Constant network and device changes mean Facebook will always have work to do.

Kurt Wagner/ Re/code

In early 2013, a group of Facebook engineers visited Africa to test its mobile app in poor network environments. The results were predictable, and frustrating for Facebook. The app crashed regularly, photos wouldn’t load, and one engineer used his entire data plan simply downloading and updating the app from the app store.

Simply stated: “Our apps basically sucked,” said Jay Parikh, Facebook’s global head of engineering, onstage at the company’s first @Scale engineering conference Monday.

Facebook has since improved its mobile offering dramatically (it even has a blog post about it), and the story about sending engineers to Africa has become a tale of redemption (also in the blog post).

But while Facebook’s mobile offering may be significantly better today than it was even 12 months ago, Parikh doesn’t believe the company, which prides itself on being “mobile-first,” will ever be satisfied.

The reason is mobile is always changing. Networks change. Devices change. And Facebook is tasked with building a product that works for 1.3 billion people regardless of which device or network they’re using. “I don’t think this is ever going to be done,” he said of perfecting Facebook’s mobile offerings. “I don’t think we will ever be happy with it.”

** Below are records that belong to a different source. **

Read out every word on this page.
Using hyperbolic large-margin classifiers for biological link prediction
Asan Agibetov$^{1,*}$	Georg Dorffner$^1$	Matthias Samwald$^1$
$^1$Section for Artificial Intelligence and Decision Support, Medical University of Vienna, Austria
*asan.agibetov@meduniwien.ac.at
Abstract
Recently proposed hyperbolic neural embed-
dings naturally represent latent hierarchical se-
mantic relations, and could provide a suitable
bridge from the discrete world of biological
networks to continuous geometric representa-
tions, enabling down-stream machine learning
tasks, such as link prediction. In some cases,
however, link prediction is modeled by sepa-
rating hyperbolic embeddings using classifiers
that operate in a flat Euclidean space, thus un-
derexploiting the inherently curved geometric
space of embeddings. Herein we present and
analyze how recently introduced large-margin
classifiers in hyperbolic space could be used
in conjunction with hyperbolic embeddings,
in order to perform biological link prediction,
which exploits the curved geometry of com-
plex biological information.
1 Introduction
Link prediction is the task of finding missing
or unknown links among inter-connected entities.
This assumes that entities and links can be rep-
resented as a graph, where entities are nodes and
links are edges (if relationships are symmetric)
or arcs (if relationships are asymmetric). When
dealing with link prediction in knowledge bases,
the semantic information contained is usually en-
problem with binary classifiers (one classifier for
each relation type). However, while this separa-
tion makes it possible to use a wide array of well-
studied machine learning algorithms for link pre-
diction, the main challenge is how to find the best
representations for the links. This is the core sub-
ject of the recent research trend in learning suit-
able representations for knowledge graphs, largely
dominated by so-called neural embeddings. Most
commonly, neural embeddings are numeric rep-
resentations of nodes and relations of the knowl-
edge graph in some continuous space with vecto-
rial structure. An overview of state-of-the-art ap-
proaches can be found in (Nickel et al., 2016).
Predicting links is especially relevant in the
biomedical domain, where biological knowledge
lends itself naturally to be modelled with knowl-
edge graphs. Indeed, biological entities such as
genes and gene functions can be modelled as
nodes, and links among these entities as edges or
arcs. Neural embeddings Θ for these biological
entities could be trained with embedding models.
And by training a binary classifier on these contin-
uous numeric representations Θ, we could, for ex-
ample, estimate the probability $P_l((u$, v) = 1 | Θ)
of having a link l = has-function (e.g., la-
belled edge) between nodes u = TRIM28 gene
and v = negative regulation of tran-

This mindset isn’t unique to Facebook — you’d be hard pressed to find an engineer who says his or her product is perfect — but it does mean that Facebook has plenty left to accomplish. Perfecting its mobile app, or at least getting close, will be important for Facebook on its march to two billion monthly active users.

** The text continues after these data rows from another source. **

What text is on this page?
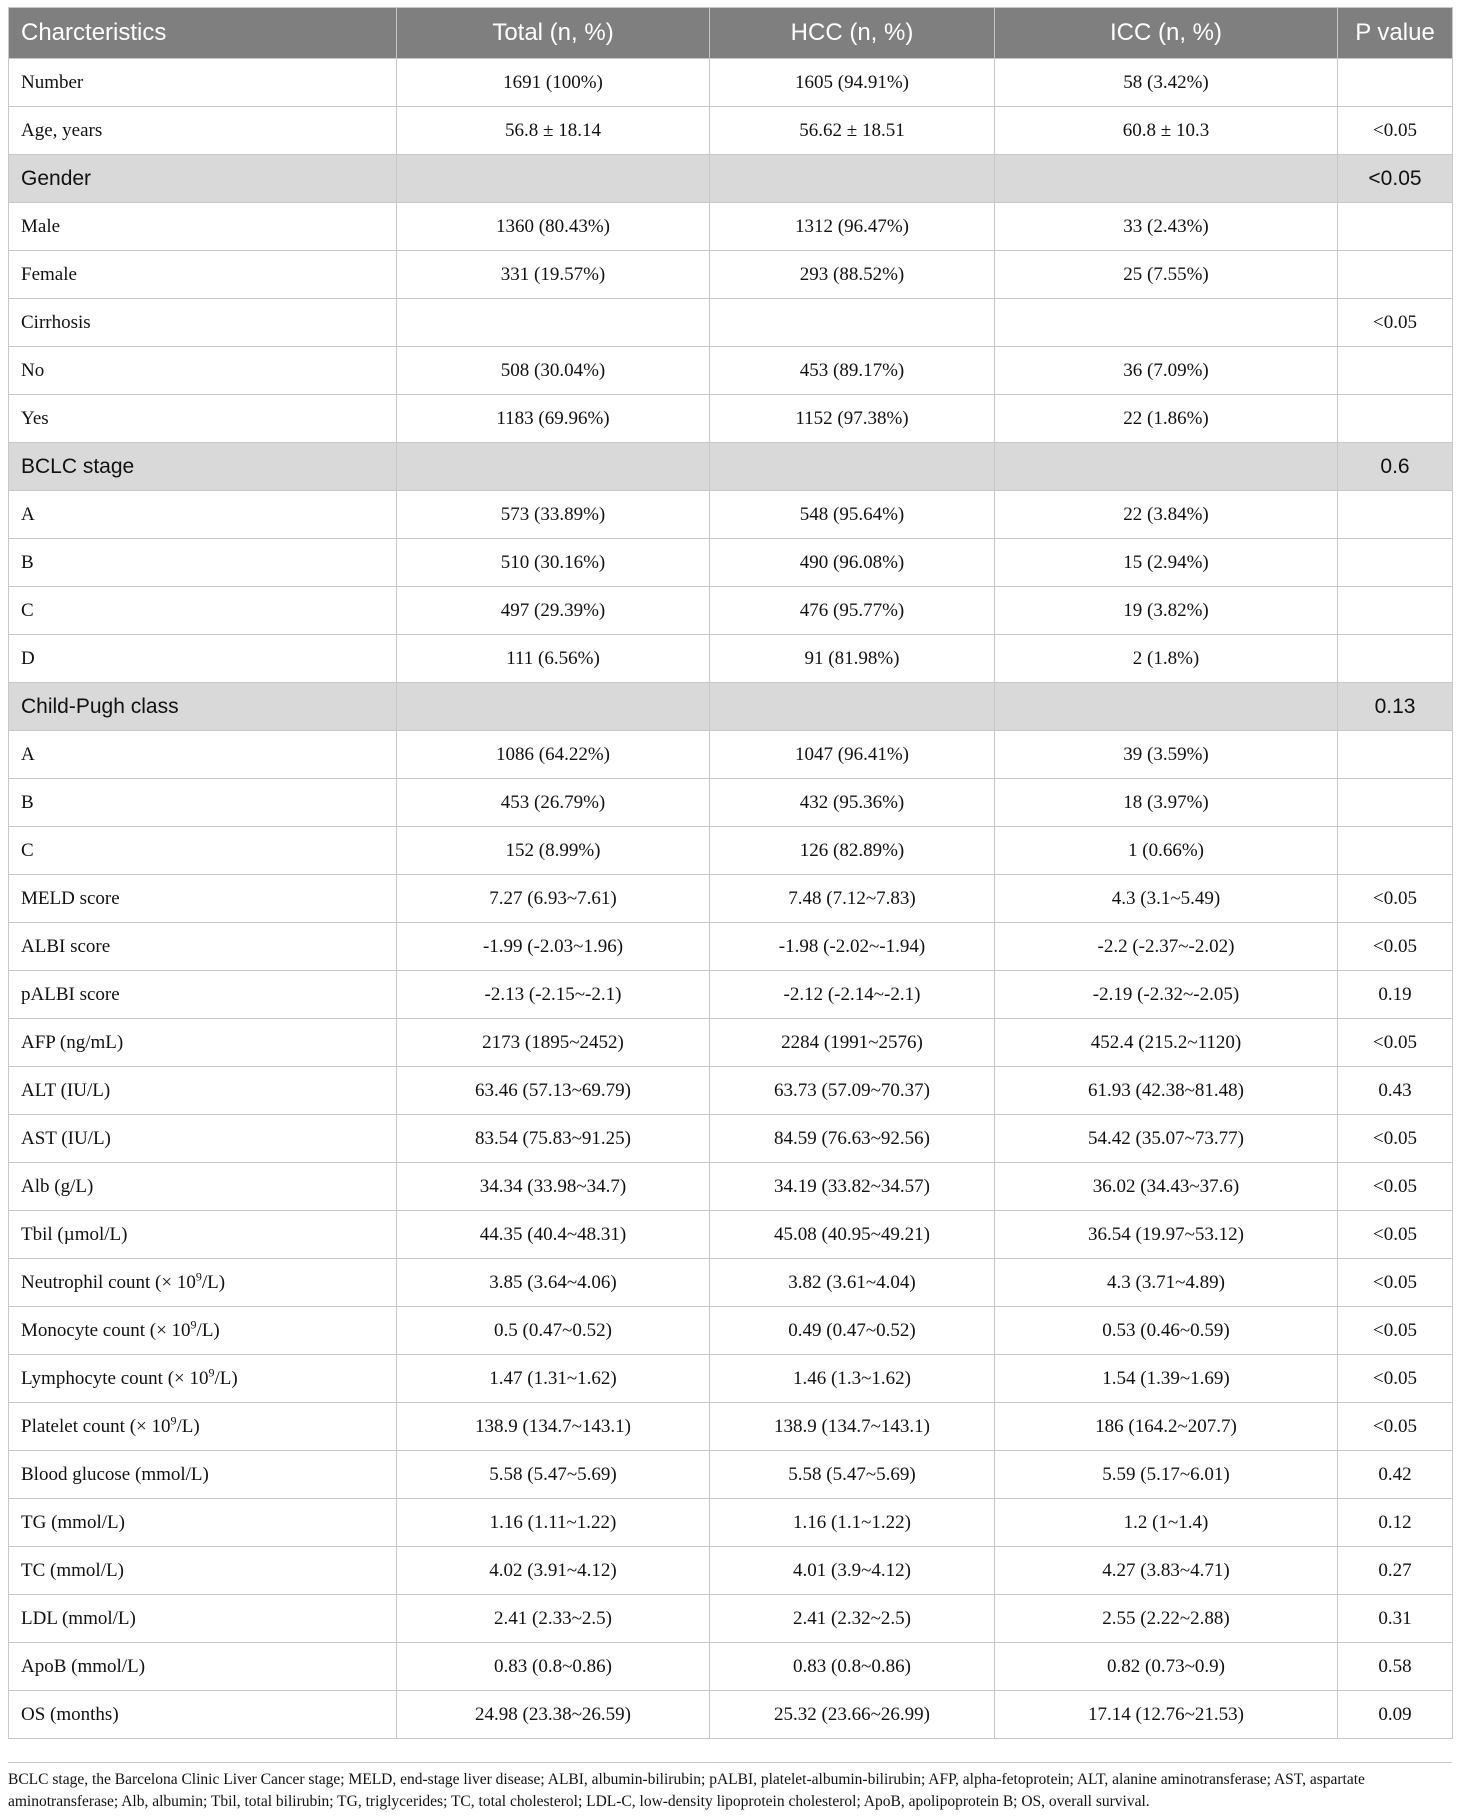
Charcteristics	Total (n, %)	HCC (n, %)	ICC (n, %)	P value
Number	1691 (100%)	1605 (94.91%)	58 (3.42%)	
Age, years	56.8 ± 18.14	56.62 ± 18.51	60.8 ± 10.3	<0.05
Gender				<0.05
Male	1360 (80.43%)	1312 (96.47%)	33 (2.43%)	
Female	331 (19.57%)	293 (88.52%)	25 (7.55%)	
Cirrhosis				<0.05
No	508 (30.04%)	453 (89.17%)	36 (7.09%)	
Yes	1183 (69.96%)	1152 (97.38%)	22 (1.86%)	
BCLC stage				0.6
A	573 (33.89%)	548 (95.64%)	22 (3.84%)	
B	510 (30.16%)	490 (96.08%)	15 (2.94%)	
C	497 (29.39%)	476 (95.77%)	19 (3.82%)	
D	111 (6.56%)	91 (81.98%)	2 (1.8%)	
Child-Pugh class				0.13
A	1086 (64.22%)	1047 (96.41%)	39 (3.59%)	
B	453 (26.79%)	432 (95.36%)	18 (3.97%)	
C	152 (8.99%)	126 (82.89%)	1 (0.66%)	
MELD score	7.27 (6.93~7.61)	7.48 (7.12~7.83)	4.3 (3.1~5.49)	<0.05
ALBI score	-1.99 (-2.03~1.96)	-1.98 (-2.02~-1.94)	-2.2 (-2.37~-2.02)	<0.05
pALBI score	-2.13 (-2.15~-2.1)	-2.12 (-2.14~-2.1)	-2.19 (-2.32~-2.05)	0.19
AFP (ng/mL)	2173 (1895~2452)	2284 (1991~2576)	452.4 (215.2~1120)	<0.05
ALT (IU/L)	63.46 (57.13~69.79)	63.73 (57.09~70.37)	61.93 (42.38~81.48)	0.43
AST (IU/L)	83.54 (75.83~91.25)	84.59 (76.63~92.56)	54.42 (35.07~73.77)	<0.05
Alb (g/L)	34.34 (33.98~34.7)	34.19 (33.82~34.57)	36.02 (34.43~37.6)	<0.05
Tbil (µmol/L)	44.35 (40.4~48.31)	45.08 (40.95~49.21)	36.54 (19.97~53.12)	<0.05
Neutrophil count (× $10^9/L$)	3.85 (3.64~4.06)	3.82 (3.61~4.04)	4.3 (3.71~4.89)	<0.05
Monocyte count (× $10^9/L$)	0.5 (0.47~0.52)	0.49 (0.47~0.52)	0.53 (0.46~0.59)	<0.05
Lymphocyte count (× $10^9/L$)	1.47 (1.31~1.62)	1.46 (1.3~1.62)	1.54 (1.39~1.69)	<0.05
Platelet count (× $10^9/L$)	138.9 (134.7~143.1)	138.9 (134.7~143.1)	186 (164.2~207.7)	<0.05
Blood glucose (mmol/L)	5.58 (5.47~5.69)	5.58 (5.47~5.69)	5.59 (5.17~6.01)	0.42
TG (mmol/L)	1.16 (1.11~1.22)	1.16 (1.1~1.22)	1.2 (1~1.4)	0.12
TC (mmol/L)	4.02 (3.91~4.12)	4.01 (3.9~4.12)	4.27 (3.83~4.71)	0.27
LDL (mmol/L)	2.41 (2.33~2.5)	2.41 (2.32~2.5)	2.55 (2.22~2.88)	0.31
ApoB (mmol/L)	0.83 (0.8~0.86)	0.83 (0.8~0.86)	0.82 (0.73~0.9)	0.58
OS (months)	24.98 (23.38~26.59)	25.32 (23.66~26.99)	17.14 (12.76~21.53)	0.09
BCLC stage, the Barcelona Clinic Liver Cancer stage; MELD, end-stage liver disease; ALBI, albumin-bilirubin; pALBI, platelet-albumin-bilirubin; AFP, alpha-fetoprotein; ALT, alanine aminotransferase; AST, aspartate aminotransferase; Alb, albumin; Tbil, total bilirubin; TG, triglycerides; TC, total cholesterol; LDL-C, low-density lipoprotein cholesterol; ApoB, apolipoprotein B; OS, overall survival.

The majority of those newbies will join from places in the world where the Internet is new (or possibly nonexistent), and it’s also very likely they’ll be joining the social network through a mobile device. It’s one of the reasons Facebook is pushing hard on Internet.org, the company’s initiative to bring wireless Internet access to everyone on the planet. It’s impossible to join Facebook without an Internet connection, after all.

Facebook wants to be ready when new users hit “login” that very first time. That means a product that won’t crash or use up their data plan before they even connect with friends.

Facebook is seeing some quantifiable success from its mobile mission. The social network has over one billion mobile users, and the company recently announced 100 million monthly active users in Africa, meaning half of everyone on the continent with Internet access uses Facebook.

“As more people use Facebook and we continue to grow our engineering team, we have to bring all this together,” said Parikh. “It becomes very natural to slow down. The bigger the organization is, the bigger the product is, the natural tendency in the world is to slow down.”